A la question comment expliquer le déficit et l’échec dans l’apprentissage du français à Mayotte, plusieurs hypothèses ont été apportées. Premièrement, "l’absence d’une politique éducative soucieuse d’une éducation bilingue", et également le fait que l’usage exclusif du français comme langue d’enseignement pose certains problèmes de compréhension.

    • "Surdité des responsables éducatifs"

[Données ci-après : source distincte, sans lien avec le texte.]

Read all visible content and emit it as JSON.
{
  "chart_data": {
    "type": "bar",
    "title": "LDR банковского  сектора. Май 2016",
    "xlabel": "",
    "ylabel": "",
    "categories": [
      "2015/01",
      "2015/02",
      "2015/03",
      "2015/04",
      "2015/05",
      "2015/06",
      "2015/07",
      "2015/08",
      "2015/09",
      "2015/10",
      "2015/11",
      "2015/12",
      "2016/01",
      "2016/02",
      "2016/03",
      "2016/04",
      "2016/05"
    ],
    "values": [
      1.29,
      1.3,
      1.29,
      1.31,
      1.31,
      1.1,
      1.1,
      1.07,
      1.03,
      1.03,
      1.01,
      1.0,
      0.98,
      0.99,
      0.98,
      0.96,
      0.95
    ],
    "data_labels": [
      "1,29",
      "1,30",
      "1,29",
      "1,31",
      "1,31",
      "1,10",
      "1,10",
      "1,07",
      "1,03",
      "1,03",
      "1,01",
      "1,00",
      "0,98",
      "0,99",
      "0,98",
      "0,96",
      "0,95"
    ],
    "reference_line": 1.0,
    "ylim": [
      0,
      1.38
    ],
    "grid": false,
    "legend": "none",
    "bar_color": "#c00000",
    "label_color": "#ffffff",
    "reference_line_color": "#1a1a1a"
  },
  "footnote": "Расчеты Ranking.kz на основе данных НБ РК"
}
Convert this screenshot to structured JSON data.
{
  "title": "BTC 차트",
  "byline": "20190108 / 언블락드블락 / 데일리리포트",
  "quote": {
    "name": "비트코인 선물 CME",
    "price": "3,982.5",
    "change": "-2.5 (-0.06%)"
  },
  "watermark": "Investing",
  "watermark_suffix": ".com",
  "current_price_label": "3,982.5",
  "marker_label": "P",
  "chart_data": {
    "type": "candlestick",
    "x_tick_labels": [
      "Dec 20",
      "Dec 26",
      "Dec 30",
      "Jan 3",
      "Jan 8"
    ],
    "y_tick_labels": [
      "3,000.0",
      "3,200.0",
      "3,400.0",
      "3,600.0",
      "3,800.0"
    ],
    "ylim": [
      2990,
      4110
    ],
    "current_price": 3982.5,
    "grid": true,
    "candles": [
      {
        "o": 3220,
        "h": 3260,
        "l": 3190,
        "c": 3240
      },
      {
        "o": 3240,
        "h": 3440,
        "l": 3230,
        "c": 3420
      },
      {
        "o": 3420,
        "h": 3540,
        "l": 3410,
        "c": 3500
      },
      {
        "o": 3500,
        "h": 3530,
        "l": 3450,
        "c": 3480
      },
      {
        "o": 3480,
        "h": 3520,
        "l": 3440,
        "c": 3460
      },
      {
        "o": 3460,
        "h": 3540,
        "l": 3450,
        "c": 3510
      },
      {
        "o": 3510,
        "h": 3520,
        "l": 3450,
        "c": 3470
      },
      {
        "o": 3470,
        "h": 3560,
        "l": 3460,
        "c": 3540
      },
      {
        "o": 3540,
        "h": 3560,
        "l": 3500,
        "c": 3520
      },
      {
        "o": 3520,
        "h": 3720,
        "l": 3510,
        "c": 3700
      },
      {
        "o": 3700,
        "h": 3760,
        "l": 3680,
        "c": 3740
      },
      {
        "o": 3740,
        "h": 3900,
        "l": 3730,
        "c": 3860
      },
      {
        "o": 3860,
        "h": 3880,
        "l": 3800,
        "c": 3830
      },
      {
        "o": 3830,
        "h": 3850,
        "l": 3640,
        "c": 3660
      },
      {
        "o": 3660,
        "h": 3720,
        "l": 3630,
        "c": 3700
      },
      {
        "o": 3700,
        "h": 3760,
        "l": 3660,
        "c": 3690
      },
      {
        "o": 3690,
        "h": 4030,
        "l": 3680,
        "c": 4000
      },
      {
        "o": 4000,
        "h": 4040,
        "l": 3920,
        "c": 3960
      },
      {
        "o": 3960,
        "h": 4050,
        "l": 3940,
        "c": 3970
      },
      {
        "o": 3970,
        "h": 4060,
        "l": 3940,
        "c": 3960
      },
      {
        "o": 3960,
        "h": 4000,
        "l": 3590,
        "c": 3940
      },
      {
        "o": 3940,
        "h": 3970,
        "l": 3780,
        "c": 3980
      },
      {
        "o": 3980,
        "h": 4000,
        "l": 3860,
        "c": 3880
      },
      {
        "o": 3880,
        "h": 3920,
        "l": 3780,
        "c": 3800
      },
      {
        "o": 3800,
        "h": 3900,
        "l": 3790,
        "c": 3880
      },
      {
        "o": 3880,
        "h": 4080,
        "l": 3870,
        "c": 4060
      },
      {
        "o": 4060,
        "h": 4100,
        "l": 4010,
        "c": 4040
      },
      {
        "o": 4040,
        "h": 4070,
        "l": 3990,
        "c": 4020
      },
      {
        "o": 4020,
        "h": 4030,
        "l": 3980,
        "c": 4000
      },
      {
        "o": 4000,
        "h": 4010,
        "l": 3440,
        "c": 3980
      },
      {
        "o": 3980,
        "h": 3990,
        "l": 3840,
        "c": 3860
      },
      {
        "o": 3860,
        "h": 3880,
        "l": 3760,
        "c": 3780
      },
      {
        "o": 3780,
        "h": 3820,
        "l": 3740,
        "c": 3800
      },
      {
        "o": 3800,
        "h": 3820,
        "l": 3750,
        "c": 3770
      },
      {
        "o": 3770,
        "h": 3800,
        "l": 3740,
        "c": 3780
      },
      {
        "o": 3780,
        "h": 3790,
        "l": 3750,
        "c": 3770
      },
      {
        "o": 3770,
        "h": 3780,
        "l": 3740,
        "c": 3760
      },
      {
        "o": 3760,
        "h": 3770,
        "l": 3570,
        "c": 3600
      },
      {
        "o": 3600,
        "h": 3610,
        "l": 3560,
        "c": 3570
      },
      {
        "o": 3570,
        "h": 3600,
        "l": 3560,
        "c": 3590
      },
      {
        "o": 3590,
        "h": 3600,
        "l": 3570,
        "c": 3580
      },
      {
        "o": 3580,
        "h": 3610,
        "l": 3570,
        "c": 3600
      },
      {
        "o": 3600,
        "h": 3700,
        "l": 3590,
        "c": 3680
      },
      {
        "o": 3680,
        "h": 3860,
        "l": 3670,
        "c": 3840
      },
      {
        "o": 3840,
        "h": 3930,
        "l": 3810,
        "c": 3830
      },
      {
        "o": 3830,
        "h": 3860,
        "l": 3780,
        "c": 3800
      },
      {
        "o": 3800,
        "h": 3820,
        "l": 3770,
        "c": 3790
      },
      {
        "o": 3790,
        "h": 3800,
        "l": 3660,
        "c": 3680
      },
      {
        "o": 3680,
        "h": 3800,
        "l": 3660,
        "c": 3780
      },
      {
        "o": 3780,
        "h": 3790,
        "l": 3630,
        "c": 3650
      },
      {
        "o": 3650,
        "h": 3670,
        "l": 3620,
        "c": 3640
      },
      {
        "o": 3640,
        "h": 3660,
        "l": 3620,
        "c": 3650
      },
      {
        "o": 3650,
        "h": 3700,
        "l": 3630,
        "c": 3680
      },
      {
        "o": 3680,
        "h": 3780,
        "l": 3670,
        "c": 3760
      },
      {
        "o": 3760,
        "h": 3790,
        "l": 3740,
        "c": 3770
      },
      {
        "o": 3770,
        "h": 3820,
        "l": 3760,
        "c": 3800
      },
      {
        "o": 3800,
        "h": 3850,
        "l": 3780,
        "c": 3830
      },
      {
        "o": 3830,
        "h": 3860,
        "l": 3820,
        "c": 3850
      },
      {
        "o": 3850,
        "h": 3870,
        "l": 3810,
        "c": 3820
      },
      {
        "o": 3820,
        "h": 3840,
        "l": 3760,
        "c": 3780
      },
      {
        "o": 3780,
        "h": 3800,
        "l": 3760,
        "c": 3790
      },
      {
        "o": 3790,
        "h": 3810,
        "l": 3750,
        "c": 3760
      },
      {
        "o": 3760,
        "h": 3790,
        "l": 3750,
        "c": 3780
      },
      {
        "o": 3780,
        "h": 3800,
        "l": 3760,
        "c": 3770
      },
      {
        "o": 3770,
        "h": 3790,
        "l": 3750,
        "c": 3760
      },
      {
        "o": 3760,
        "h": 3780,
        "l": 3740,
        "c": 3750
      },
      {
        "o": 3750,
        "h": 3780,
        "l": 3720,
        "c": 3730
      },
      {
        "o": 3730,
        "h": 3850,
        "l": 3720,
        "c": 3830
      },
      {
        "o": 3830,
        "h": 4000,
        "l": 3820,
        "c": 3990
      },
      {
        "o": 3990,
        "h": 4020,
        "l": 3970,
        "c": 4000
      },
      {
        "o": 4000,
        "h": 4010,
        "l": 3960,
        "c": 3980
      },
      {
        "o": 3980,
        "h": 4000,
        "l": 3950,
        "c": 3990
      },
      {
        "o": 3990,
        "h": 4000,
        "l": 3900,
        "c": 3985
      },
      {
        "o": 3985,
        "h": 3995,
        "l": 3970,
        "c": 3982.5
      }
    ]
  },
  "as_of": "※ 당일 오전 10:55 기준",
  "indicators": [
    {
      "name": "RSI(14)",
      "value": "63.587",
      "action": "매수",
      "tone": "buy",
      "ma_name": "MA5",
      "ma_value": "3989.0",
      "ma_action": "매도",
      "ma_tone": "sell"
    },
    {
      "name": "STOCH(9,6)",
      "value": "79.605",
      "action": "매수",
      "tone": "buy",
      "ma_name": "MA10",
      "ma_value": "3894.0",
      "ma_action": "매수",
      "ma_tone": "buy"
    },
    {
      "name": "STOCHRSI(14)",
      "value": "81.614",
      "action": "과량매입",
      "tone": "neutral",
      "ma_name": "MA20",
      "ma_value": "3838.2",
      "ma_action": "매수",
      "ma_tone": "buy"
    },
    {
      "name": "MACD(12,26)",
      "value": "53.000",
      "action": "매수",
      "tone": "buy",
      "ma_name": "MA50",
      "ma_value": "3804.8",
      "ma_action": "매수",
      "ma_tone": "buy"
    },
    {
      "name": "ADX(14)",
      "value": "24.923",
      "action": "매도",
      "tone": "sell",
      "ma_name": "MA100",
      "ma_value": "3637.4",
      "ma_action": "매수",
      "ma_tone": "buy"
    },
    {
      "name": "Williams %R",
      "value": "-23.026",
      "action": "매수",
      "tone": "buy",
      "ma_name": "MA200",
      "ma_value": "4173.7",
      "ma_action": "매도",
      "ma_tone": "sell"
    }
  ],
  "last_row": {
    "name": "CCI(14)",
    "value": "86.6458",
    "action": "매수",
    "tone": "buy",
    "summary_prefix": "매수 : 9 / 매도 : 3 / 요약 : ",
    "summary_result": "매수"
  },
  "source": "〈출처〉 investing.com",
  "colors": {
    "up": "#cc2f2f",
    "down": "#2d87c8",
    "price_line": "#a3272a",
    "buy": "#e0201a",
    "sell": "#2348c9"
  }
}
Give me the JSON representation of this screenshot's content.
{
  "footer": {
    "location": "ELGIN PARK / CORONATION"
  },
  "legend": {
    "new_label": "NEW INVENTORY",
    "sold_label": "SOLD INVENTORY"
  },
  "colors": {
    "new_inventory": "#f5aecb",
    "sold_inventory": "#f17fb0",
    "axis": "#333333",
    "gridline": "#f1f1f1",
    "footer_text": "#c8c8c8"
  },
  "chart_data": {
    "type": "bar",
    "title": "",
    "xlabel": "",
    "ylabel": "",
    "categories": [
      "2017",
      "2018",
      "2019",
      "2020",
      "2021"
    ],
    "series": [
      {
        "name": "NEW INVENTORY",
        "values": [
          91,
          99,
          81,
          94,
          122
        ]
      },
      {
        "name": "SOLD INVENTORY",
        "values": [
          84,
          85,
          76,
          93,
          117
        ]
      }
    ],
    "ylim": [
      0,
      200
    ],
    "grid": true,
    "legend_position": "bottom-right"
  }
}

La rupture brutale entre la culture locale et la culture scolaire est également une des pistes. "Les programmes ne doivent pas être calqués sur ceux de la Métropole. La France n’est pas un territoire homogène, ses programmes scolaires doivent être adaptés aux situations linguistiques." Enfin, la formation insuffisante des enseignants et l’inadéquation entre les consignes scolaires et la société mahoraise ont été évoquées.
En conclusion, M. Laroussi a avancé que si le français est la langue de l’avenir à Mayotte et que rares sont les Mahorais qui sont contre cette idée, ils dénoncent malgré tout un enseignement calqué sur la Métropole qui stigmatise les langues locales et les fait passer pour contre-productives dans l’apprentissage scolaire. "Les Mahorais revendiquent l’école bilingue, le développement de l’île dépendra de ces questions."
En conclusion, la directrice de l’UFR de Lettres de l’Université de Rouen a résumé les impressions principales qu’elle a recueillies en fin de colloque auprès des intervenants et des auditeurs. "La majorité des personnes interrogées, Métropolitains ou Mahorais, convergent sur l’idée que le tout français ne marchera pas. Tous ont été choqués par le discours étatique qui reste fermé sur cette conception du français comme seule langue acceptable à l’école et il y a un grand étonnement de tous devant la surdité des responsables éducatifs, c’est du jamais vu."

    • Références

Laroussi F. (dir.), 2009a, Mayotte, une île plurilingue en mutation, Editions du Baobab, Mayotte, La Réunion.
Laroussi F. (dir.), 2009b, Langues, identités et insularité : regards sur Mayotte, PURH, Rouen.